From October 31, 2005 onwards, Nick GAS's programming was fully automated, putting only seven shows on a permanent time slot (Guts, Legends of the Hidden Temple, Figure It Out, Get the Picture, Double Dare 2000, Nick Arcade and Finders Keepers) and regular segments. In September 2006, Finders Keepers was removed from the network's schedule, leaving only a mere six shows on the channel by its final year (as well as 2 years exclusively for Dish Network, due to unknown bandwidth problems).
Viacom Networks announced in August 2007 that Nick GAS would shut down on December 31, 2007 and replaced by a 24-hour network of the then-timesharing 12-hour block The N.
On December 31, 2007, Nick GAS was shut down after an episode of Figure It Out. It then aired a bumper, but it was cut off halfway through and was replaced by The N, which became a 24-hour channel after splitting from sister station Noggin (now Nick Jr.). The N was subsequently rebranded as TeenNick on September 28, 2009.

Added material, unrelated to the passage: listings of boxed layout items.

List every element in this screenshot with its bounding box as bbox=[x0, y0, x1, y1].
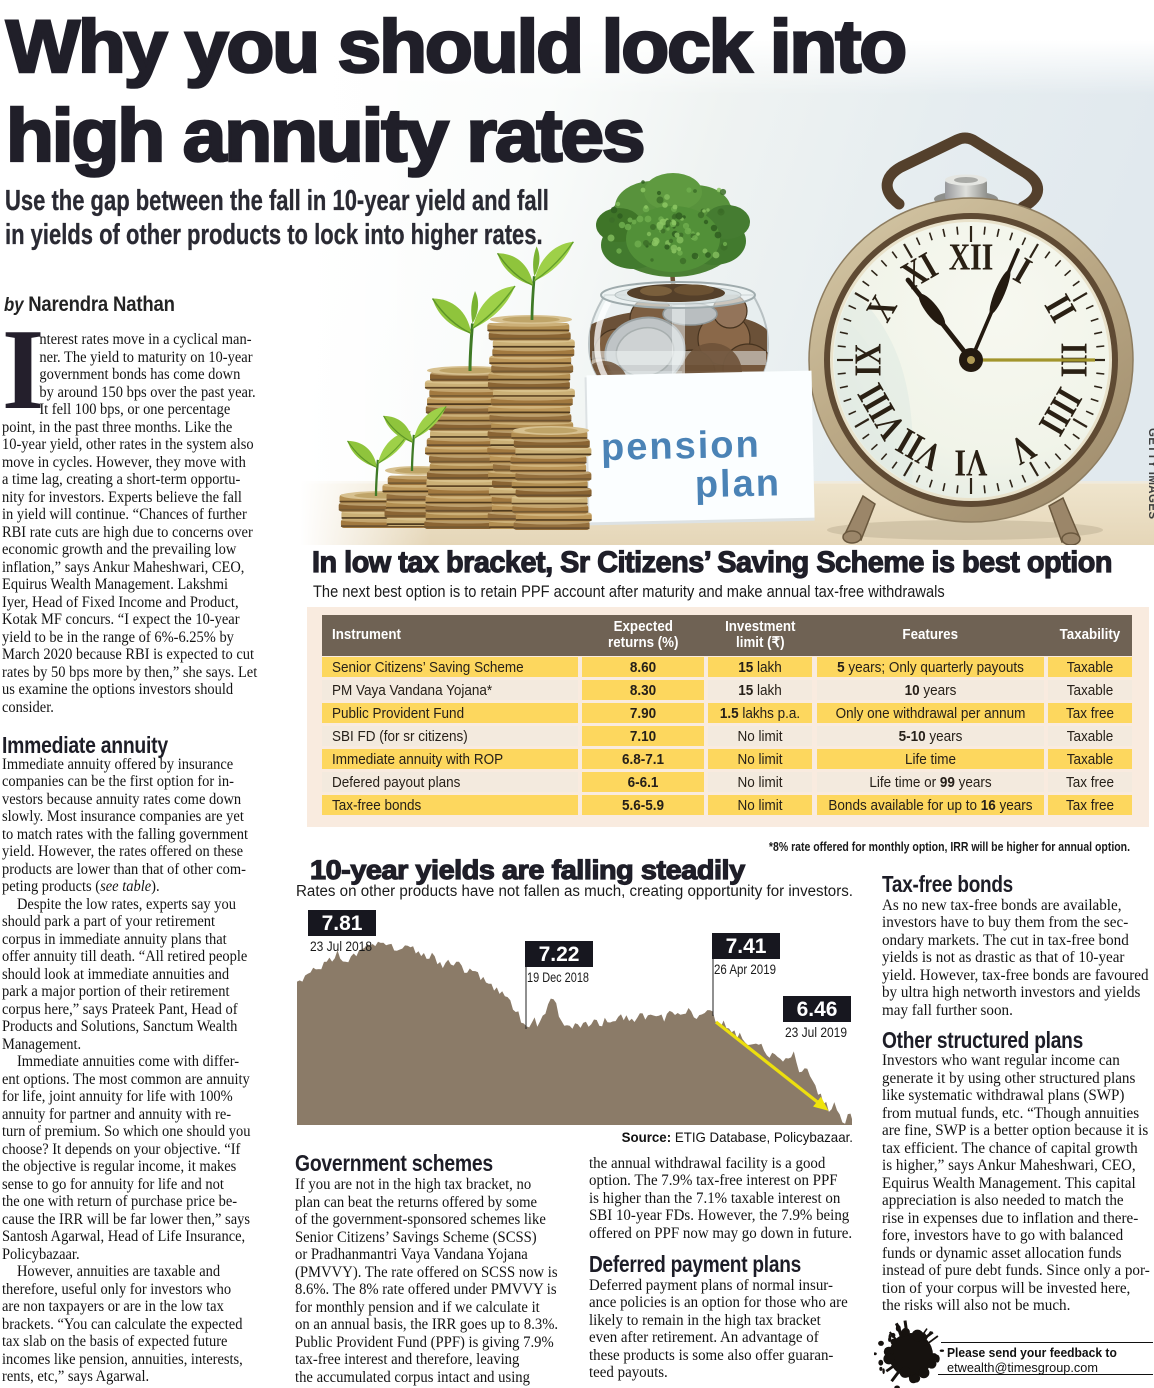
svg-text:XII: XII bbox=[949, 236, 994, 279]
svg-text:GETTY IMAGES: GETTY IMAGES bbox=[1146, 428, 1154, 520]
svg-text:26 Apr 2019: 26 Apr 2019 bbox=[714, 962, 776, 977]
svg-text:23 Jul 2018: 23 Jul 2018 bbox=[310, 939, 372, 954]
svg-text:23 Jul 2019: 23 Jul 2019 bbox=[785, 1025, 847, 1040]
svg-text:19 Dec 2018: 19 Dec 2018 bbox=[527, 970, 589, 985]
svg-text:7.22: 7.22 bbox=[539, 943, 580, 966]
svg-text:7.81: 7.81 bbox=[322, 912, 363, 935]
svg-text:IX: IX bbox=[847, 343, 890, 376]
svg-text:pension: pension bbox=[601, 424, 762, 469]
svg-text:6.46: 6.46 bbox=[797, 998, 838, 1021]
svg-text:7.41: 7.41 bbox=[726, 935, 767, 958]
svg-text:plan: plan bbox=[694, 462, 781, 506]
svg-text:VI: VI bbox=[954, 442, 987, 485]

Meanwhile, Dish Network kept an automated loop of the network on the air for fifteen months, due to either unknown concerns or satellite bandwidth problems. On April 23, 2009, Dish announced it would discontinue Nick GAS and replace it with the Pacific feed of Cartoon Network the following day, and the network loop ended at the unusual time of 3:30 AM after an episode of Legends of the Hidden Temple. After airing a bumper, it then segued into an episode of Squidbillies.
Nick GAS aired every game show broadcast on Nick from the parent network's inception onward, as well as non-game programming such as Salute Your Shorts, Speed Racer X, Scaredy Camp, and Rocket Power (all of which mainly involved extreme sports and competition).
The network also aired a one-hour block of video game programming on Saturday nights from 2003–04. Play to Z (mainly re-purposed content from the British Game Network) and Nickelodeon Gamefarm (an original series featuring video game news and competitions) aired during this time. Nick GAS also carried repeats of Nickelodeon Robot Wars, a program adapted from the British original.